Borough & Bankside Community Council this week voted unanimously to refuse permission for the partial demolition of early 20th century workshop buildings between Glasshill Street and King's Bench Street.
Some of the buildings are currently occupied by the Alma Enterprises art gallery whilst the complex also includes artists' studios managed by ASC. Artists working in the buildings have created pieces shown at the Highline in New York, the Hermitage Museum in St Petersburg, the London Design Festival and the biennial Drift festival on the River Thames.
Permission to redevelop the site with eight homes – whilst retaining the facades of the current buildings – was granted in 2008 but since this time the King's Bench conservation area has been created which means that express consent is required for the demolition of the existing structures.
Councillors were not convinced that the developer had provided sufficient justification for the demolition of the buildings and by the financial appraisal that claimed it was not viable to restore and upgrade the existing buidlings.

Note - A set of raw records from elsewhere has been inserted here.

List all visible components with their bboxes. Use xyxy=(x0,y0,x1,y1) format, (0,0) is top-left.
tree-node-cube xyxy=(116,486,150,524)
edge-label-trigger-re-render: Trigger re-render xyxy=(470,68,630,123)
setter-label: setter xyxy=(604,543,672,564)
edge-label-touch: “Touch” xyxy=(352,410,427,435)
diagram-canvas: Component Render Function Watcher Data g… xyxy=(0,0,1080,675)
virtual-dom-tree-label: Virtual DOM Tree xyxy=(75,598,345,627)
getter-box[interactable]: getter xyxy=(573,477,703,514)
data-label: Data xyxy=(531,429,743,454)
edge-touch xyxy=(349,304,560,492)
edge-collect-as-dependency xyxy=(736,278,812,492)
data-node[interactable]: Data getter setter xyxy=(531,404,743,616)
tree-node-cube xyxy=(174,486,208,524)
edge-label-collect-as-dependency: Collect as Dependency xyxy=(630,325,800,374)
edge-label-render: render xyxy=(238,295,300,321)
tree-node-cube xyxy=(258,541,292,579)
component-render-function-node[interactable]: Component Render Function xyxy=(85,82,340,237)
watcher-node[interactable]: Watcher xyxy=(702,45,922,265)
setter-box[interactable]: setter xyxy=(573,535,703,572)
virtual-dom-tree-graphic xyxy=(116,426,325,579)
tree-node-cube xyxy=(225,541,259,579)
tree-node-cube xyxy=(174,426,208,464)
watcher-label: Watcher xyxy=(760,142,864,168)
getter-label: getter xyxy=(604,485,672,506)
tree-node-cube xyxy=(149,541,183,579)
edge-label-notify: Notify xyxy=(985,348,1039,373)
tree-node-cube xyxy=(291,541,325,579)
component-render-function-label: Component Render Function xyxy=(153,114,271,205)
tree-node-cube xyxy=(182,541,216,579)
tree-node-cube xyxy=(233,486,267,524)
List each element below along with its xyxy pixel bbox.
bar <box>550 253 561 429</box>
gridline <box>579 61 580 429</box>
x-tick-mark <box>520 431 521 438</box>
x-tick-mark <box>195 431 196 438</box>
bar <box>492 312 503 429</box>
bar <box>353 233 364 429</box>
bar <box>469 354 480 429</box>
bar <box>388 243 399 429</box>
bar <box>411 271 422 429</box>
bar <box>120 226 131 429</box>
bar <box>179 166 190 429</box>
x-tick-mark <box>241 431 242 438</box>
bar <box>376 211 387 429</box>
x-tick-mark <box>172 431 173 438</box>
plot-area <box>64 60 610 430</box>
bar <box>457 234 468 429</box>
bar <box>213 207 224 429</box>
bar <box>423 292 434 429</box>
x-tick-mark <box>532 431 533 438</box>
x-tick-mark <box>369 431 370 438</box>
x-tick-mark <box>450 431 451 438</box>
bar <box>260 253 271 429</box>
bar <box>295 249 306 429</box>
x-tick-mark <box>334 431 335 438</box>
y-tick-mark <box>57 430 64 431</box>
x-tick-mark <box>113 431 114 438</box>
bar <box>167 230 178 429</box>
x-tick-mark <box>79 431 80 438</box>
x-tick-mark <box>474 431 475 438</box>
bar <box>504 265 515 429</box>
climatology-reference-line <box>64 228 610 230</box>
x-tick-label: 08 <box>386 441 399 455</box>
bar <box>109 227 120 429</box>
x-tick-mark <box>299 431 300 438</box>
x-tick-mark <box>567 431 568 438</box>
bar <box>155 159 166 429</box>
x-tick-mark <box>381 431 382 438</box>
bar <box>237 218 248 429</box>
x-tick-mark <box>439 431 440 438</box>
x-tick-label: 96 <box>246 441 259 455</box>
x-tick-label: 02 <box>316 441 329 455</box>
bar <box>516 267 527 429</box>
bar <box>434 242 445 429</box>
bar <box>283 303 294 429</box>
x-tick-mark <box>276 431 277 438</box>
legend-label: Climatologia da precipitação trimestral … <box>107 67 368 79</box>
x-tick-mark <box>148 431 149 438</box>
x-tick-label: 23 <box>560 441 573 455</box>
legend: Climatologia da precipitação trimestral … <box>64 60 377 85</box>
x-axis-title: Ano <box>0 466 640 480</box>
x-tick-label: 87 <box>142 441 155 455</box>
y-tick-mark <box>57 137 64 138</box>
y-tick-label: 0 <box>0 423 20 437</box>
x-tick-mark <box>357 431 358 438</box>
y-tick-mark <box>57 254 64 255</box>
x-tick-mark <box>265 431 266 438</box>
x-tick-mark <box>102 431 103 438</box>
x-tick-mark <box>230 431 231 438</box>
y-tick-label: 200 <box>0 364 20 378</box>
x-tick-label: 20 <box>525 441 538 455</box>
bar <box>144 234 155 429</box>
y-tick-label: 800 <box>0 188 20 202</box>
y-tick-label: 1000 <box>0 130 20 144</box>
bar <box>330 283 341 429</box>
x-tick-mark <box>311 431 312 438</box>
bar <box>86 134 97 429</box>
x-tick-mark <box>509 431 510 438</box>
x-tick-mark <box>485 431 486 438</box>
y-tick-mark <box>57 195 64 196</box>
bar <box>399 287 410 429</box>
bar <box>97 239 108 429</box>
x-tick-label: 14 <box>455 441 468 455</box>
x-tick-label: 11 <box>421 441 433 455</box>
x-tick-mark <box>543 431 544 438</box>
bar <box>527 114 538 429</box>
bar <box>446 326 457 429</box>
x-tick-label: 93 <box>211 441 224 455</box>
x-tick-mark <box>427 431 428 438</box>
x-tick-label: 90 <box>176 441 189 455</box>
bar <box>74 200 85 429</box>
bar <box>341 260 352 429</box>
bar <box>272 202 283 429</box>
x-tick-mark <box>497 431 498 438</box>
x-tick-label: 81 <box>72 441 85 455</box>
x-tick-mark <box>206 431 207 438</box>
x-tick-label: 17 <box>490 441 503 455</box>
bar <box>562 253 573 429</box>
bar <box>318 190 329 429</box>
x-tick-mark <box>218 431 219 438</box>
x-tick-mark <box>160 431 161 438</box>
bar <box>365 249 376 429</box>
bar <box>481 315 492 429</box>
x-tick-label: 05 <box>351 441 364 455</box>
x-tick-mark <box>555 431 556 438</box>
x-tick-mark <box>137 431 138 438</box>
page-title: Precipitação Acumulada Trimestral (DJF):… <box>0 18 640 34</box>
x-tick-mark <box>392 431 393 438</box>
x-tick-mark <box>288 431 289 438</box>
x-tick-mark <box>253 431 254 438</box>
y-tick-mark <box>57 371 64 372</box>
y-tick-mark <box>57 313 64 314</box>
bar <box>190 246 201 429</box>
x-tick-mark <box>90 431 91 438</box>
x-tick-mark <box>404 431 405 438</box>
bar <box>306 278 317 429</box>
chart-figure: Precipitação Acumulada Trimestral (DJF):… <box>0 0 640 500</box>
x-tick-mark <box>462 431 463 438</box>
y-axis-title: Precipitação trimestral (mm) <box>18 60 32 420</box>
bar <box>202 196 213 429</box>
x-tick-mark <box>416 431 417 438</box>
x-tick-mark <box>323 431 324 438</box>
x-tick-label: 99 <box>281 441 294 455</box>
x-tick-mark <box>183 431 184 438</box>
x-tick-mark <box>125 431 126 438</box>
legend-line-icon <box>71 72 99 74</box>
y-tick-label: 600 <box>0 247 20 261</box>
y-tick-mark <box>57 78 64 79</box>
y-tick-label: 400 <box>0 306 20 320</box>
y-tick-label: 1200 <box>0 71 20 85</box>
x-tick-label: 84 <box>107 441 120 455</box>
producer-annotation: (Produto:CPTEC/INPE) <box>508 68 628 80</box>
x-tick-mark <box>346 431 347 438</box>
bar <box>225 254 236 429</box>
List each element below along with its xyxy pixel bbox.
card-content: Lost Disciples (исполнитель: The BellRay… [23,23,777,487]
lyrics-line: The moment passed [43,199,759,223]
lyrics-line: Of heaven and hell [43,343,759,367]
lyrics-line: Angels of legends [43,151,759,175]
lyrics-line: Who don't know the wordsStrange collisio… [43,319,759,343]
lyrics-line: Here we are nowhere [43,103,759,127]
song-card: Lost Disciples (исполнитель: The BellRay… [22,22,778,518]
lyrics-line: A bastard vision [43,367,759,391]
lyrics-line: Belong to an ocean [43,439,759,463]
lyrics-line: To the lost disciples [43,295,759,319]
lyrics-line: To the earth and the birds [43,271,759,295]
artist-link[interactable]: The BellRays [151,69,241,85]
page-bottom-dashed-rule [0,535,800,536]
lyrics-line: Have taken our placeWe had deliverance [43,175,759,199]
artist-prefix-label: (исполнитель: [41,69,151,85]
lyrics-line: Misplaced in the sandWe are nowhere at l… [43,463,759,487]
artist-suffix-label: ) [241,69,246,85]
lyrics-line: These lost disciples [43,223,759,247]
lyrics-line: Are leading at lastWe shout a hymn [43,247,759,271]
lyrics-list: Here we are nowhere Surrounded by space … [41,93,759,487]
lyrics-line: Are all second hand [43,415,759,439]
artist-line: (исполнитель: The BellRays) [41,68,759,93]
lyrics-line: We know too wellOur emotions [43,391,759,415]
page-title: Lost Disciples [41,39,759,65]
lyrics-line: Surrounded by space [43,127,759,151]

Members were also concerned about the impact of demolition on the wider conservation area with the light industrial buildings that were once typical of this neighbourhood rapidly disappearing. Nearby Newspaper House is already scheduled for demolition which, together with the loss of this block, would leave just one building of this type remaining in the conservation area.
Objectors to the demolition included local gallery owner Poppy Sebire who said: "From what I know of the site, I am quite sure that a development could be achieved which keeps more than the facades of the building, plays to their industrial heritage and contributes to the resurgence of the creative economy in Southwark.
"You could presumably even do a mixed-use development with some housing. But demolishing the buildings is simply the wrong answer."